Catherine puts me in a cab, still teary-eyed, and I’m one step closer to putting the second ring around my finger. I asked for a simple band because I want my onyx engagement ring to be the focal point, and my ruined finger can’t take much more weight.

The town hall isn’t far, so I pay my fare and hop out of the cab in time to see Al pulling up to the curb a few spots away.

Hayden buttons his suit as he exits the car and nods to Al, and then he’s walking to me.

He’s beaming because he’s so excited, and I want to be on that same plane, but I’m so nervous that I feel like my stomach is going to come out of my mouth.

He kisses me and takes my hand.

“Ready?”

“Ready,” I tell him because if I’m not now, I’ll never be.

We’ve already made an appointment, so we’re rushed into a room with a judge without having to wait in line.

“Rockefeller and McKenna?”

The judge looks at us to make sure he has the right couple even though I’m sure he knows Hayden’s face because there’s hardly anyone who doesn’t.

We confirm our identities, and he hands the license over the desk.

“Now, have you brought the rings?”

I gape at Hayden because we’re not getting married now. We’re getting married tomorrow.

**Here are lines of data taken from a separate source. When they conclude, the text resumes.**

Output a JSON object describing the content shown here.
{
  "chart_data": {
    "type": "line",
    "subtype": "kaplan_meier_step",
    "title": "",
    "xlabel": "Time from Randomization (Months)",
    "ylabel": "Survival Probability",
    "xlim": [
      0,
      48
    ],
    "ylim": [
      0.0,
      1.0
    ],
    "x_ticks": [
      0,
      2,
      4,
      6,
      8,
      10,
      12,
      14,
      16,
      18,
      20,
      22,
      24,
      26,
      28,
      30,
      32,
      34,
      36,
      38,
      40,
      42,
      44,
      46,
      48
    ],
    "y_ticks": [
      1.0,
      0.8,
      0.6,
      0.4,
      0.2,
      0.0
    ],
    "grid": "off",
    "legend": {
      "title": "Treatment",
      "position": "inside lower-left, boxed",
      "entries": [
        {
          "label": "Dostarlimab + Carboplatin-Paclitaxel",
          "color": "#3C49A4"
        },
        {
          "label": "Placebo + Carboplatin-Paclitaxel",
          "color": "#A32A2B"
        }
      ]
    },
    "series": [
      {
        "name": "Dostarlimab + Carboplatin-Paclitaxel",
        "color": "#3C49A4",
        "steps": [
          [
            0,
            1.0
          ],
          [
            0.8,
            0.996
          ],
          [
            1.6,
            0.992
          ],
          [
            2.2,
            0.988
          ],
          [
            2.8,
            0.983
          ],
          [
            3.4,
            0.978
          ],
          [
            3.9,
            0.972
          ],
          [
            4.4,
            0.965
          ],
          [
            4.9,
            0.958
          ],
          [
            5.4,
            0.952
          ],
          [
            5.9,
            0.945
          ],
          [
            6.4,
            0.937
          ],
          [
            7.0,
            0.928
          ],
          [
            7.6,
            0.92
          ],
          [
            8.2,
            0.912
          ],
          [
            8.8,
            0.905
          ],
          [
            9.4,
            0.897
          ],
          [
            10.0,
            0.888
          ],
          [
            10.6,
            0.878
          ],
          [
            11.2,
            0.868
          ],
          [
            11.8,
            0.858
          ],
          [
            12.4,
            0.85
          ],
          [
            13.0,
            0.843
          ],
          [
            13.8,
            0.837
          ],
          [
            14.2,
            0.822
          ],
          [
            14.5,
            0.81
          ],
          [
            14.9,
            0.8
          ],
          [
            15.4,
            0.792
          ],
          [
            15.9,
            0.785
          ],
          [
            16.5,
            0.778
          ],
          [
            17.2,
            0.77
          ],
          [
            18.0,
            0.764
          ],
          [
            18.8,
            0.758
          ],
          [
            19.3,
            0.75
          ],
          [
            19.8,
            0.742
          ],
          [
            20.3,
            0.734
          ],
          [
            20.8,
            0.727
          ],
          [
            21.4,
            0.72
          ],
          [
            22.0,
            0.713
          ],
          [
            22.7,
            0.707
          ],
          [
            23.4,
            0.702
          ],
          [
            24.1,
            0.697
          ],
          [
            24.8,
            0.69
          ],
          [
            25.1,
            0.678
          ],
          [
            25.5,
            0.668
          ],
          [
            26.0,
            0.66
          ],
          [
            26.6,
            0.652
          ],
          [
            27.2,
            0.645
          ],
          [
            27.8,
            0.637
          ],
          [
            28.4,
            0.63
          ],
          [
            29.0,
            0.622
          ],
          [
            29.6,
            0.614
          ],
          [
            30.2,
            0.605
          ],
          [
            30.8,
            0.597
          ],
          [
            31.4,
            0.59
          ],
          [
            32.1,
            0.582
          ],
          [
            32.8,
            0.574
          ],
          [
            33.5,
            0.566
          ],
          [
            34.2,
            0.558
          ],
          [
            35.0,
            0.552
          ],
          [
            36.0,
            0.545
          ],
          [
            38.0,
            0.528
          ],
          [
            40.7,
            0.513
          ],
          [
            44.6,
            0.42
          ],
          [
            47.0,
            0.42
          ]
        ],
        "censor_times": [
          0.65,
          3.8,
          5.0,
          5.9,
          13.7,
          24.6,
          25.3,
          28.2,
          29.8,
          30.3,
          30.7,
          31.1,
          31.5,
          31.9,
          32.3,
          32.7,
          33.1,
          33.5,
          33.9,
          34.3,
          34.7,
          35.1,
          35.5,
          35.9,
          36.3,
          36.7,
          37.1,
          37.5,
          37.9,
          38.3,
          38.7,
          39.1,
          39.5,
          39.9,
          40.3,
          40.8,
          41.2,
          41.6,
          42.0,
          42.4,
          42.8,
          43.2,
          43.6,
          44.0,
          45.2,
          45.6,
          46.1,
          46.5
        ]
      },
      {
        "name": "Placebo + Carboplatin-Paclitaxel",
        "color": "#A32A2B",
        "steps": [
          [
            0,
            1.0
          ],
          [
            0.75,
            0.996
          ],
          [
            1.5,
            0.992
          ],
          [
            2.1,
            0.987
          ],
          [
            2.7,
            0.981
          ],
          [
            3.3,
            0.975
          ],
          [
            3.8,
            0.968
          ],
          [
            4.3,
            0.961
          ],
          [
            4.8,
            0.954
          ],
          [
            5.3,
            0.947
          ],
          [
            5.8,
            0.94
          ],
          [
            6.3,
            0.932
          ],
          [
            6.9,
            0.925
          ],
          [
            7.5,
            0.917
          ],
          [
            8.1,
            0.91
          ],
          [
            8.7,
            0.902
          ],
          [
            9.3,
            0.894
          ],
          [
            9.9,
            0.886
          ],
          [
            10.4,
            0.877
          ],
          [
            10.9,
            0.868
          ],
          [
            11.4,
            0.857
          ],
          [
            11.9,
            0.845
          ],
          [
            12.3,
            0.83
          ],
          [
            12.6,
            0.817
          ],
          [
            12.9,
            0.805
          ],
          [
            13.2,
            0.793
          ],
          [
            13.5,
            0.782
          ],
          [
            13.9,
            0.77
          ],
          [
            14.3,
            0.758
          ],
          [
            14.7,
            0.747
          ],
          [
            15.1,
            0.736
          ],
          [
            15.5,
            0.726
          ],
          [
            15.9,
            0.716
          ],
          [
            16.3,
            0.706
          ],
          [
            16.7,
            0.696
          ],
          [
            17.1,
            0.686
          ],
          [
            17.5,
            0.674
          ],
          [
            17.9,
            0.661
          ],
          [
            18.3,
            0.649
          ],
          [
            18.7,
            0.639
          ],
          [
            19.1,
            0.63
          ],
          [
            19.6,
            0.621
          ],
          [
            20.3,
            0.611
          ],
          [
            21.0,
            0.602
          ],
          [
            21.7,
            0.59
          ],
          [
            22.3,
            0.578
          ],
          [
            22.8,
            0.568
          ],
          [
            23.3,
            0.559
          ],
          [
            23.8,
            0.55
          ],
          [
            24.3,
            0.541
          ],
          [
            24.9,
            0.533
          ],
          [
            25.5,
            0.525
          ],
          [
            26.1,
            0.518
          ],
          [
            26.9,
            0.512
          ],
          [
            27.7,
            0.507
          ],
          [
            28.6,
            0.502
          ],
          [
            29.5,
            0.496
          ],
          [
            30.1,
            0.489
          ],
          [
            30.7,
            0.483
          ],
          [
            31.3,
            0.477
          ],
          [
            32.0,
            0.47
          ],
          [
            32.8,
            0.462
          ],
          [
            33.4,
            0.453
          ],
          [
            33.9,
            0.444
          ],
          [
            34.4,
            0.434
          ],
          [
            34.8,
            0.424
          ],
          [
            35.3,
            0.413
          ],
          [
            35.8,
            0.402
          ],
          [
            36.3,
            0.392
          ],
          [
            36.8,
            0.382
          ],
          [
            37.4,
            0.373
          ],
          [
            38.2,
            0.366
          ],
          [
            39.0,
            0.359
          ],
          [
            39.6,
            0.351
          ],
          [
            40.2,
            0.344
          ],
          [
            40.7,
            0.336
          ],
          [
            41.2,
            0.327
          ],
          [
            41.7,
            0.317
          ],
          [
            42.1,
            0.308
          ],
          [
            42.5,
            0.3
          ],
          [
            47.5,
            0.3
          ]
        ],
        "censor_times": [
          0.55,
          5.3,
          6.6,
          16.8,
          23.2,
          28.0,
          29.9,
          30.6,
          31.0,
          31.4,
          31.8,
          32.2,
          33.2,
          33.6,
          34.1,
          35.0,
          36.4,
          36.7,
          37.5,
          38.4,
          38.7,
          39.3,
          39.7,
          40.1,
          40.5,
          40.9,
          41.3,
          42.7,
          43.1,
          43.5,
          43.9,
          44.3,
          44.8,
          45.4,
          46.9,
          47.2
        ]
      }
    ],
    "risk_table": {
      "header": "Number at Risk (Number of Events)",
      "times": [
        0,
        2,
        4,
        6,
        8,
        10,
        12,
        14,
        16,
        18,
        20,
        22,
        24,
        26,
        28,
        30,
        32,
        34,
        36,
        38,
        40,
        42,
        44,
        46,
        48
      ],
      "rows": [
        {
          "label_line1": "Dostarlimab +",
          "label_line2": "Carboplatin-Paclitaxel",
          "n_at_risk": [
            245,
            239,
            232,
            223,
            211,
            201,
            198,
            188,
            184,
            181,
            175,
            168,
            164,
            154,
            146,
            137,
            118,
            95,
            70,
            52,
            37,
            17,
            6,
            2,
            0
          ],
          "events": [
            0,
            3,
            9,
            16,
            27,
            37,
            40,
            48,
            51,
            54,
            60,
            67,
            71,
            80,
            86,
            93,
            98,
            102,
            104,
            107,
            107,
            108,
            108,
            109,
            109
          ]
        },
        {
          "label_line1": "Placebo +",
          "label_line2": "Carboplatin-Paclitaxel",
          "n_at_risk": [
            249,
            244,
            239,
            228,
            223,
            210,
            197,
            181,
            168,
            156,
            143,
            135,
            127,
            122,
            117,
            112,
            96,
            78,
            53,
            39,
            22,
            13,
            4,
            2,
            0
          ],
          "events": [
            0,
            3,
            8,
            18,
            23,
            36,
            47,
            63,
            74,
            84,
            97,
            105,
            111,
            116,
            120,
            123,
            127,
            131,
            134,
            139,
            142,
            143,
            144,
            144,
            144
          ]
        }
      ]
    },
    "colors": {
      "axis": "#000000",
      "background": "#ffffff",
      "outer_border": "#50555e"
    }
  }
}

He turns to me, and I can tell by his face that I’m wrong.

He takes both of my hands in his.

“Tate, if I die before tomorrow, I want to be married to you.”

“Hayden, you’re not your brother. You’re a Rockefeller, not a Kennedy.”

“You don’t know that,” he says darkly.

I know he wants to do this now.

“Don’t you want to be married to me if I die?”

“Yes.”

“So, let’s do it now. It’s less than twenty-four hours until tomorrow anyway. I don’t want to spend another second not being married to you.”

He kisses me and quotes his favorite song, including one line about rain. He knows how I feel about it because he’s taught me to love the rain instead of being crippled by it. I can’t help but smile.

It’s hard to say no to Hayden Rockefeller when he’s pleading, so I turn to face the judge.